An open letter to my queer sisters, brothers and assorted others:
The Covid-19 pandemic is certainly turning life upside down. “Business as usual” has been cancelled or curtailed, from employment to education to entertainment. As the infection rate and death toll climbs, a sense of foreboding is coming to permeate the collective consciousness. “Pandemic” is a big word. How bad will it get? When will things “go back”? We don’t know the answers to these questions, and we won’t for some time.
But in the meantime, we suddenly find ourselves in a world where our usual concerns don’t apply. Instead of fretting about workplace politics, maybe now we’re wondering if unemployment benefits will cover our expenses. Rather than worrying about our place in the pecking order at school, we’re missing our friends and wishing we weren’t stuck at home with cranky parents. Last month, we were fantasizing about kissing the cute checker at the grocery store, but today we’ve got a mask over our mouth, and are hoping the TP will be back in stock soon.
Collectively, we are experiencing apprehension together.
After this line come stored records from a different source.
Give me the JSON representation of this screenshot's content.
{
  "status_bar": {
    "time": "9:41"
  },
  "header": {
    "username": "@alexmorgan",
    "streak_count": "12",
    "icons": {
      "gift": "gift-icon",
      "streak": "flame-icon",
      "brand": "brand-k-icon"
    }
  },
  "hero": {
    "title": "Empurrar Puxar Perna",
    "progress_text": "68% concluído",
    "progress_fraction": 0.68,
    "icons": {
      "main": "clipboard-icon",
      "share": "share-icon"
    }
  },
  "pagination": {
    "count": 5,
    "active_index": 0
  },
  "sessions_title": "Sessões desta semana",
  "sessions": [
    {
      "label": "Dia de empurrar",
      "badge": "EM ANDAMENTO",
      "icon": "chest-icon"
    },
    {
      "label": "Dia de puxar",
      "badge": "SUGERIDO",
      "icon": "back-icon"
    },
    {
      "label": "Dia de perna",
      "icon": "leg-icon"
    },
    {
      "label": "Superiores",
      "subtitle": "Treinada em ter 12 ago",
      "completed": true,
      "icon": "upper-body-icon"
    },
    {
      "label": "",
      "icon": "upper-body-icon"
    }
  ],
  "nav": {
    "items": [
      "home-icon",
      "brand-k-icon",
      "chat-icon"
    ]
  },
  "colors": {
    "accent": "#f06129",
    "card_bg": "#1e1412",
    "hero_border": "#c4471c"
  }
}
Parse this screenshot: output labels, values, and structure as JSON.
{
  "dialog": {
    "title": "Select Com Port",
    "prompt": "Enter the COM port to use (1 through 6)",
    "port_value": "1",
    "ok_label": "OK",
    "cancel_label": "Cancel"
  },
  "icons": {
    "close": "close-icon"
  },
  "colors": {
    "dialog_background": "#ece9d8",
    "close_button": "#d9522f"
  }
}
It is a perfectly natural stress response. “Fight, flight or freeze” are the classic reactions, and we’ll be seeing varying forms of each as this virus winds its course through the social body, with both people and institutions.
As queer folks, we might have certain advantages for dealing with a crisis. After all, we are outsiders to some degree or another. Those of us who do not automatically benefit from the system just for being who we are — that is to say, those of us who are not straight white men — can have a perspective that is clearer for being separate. In the absence of being given clear roles to fill, we have had to make up our own. We might even question the utility of assigning roles at all.
So, when things “fall apart,” we are not as put off as others. We weren’t counting on the ground under our feet to be that steady in the first place. Therefore, we have the potential to get through the shocked stage more quickly and attend to the what must be done in the new situation. (This is how I feel, personally, anyway.)
But I won’t ignore certain cold, hard facts, either: It’s all too tragically true that when a crisis hits, those who are already vulnerable tend to get hurt first and worst, and queer folks are disproportionally vulnerable. In that way, our queerness matters very much. I don’t for a minute want to underplay that. Or ignore that vulnerability is also disproportionally decided on the basis of race, sex, class, etc. These oppressive inequalities are endemic to civilization, with origins going back millennia (to the Neolithic Age, in fact). I take them very seriously.
Conversely, some queer folks have chosen to take an increasingly active role in steering the ship of state and in shaping conventionality. The pursuit of “marriage equality” is an example. So is corporate Pride sponsorship. And Pete Buttigieg. At the heart of this approach is the insistence that we are just the same as straight folks, except for one little twist; that “love is love” and “family is family” and sexual identity is just another flavor of normal. For such people, the status quo is something to defend, not — as those with anarcho-primitivist tendencies like myself will insist — to up-end. However, assimilationism carries its own inherent risks. As Martin Luther King said: “We have fought hard and long for integration, as I believe we should have, and I know that we will win. But I’ve come to believe we’re integrating into a burning house.”
At a broader scale, a crisis like this virus could put the so-called “Culture Wars” on hold. If we are coming together to face this situation as a society, it would make sense to set aside our differences and cooperate at the level of basic humanity: that is, with compassion, intelligence, and responsibility. In other words, this isn’t the time to stomp around with a sign saying, “God Hates Fags,” even though the laws of the land grant that right. Nor, I might gently suggest, is it the right occasion to spend a lot of time with the finer points of pronouns and labels. If, as it is probable (in my mind, anyway) that our society will not bounce back to its original pre-pandemic form, then we should all be prepared to rejigger our priorities from here on out. Put another way, after this thing shakes out, things might look very different, both for better and for worse. Flexibility will be more practical than digging in. (This is ancient lesson. See the story of the Oak and the Reed, as told by Avianus, a 5th-century pagan and Roman poet.)
This isn’t the last crisis that our society will face. We live in a time of entropy, in which formerly stable systems are breaking down and becoming more chaotic. This is true of economics, politics, and — most consequentially — the climate. Disease outbreaks will become more common as mosquitoes move further north, and as pathogens are released by melting permafrost. We will be revisited by that rare-of-late but all-too-common historical agricultural event: the famine. Floods, fires and storms will cause damage that’s never repaired. We might well look back on the Coronavirus episode as little more than a brief rehearsal. Whatever ways that our queerness, or our color, or our enculturation can help us, the better. Whatever ways that they hurt, we should drop them.
And, lest we forget, from a non-human perspective, a healthy ecology is all that matters, and our social issues are of no importance whatsoever. For all the species suffering and going extinct, and for all the habitats wiped out by our “development,” human civilization is itself a deadly crisis. In that context, no, our queerness doesn’t matter, except in how it might inform our ability to embrace humility and act with grace. Other than that — I’m sorry to say — it’s just ego.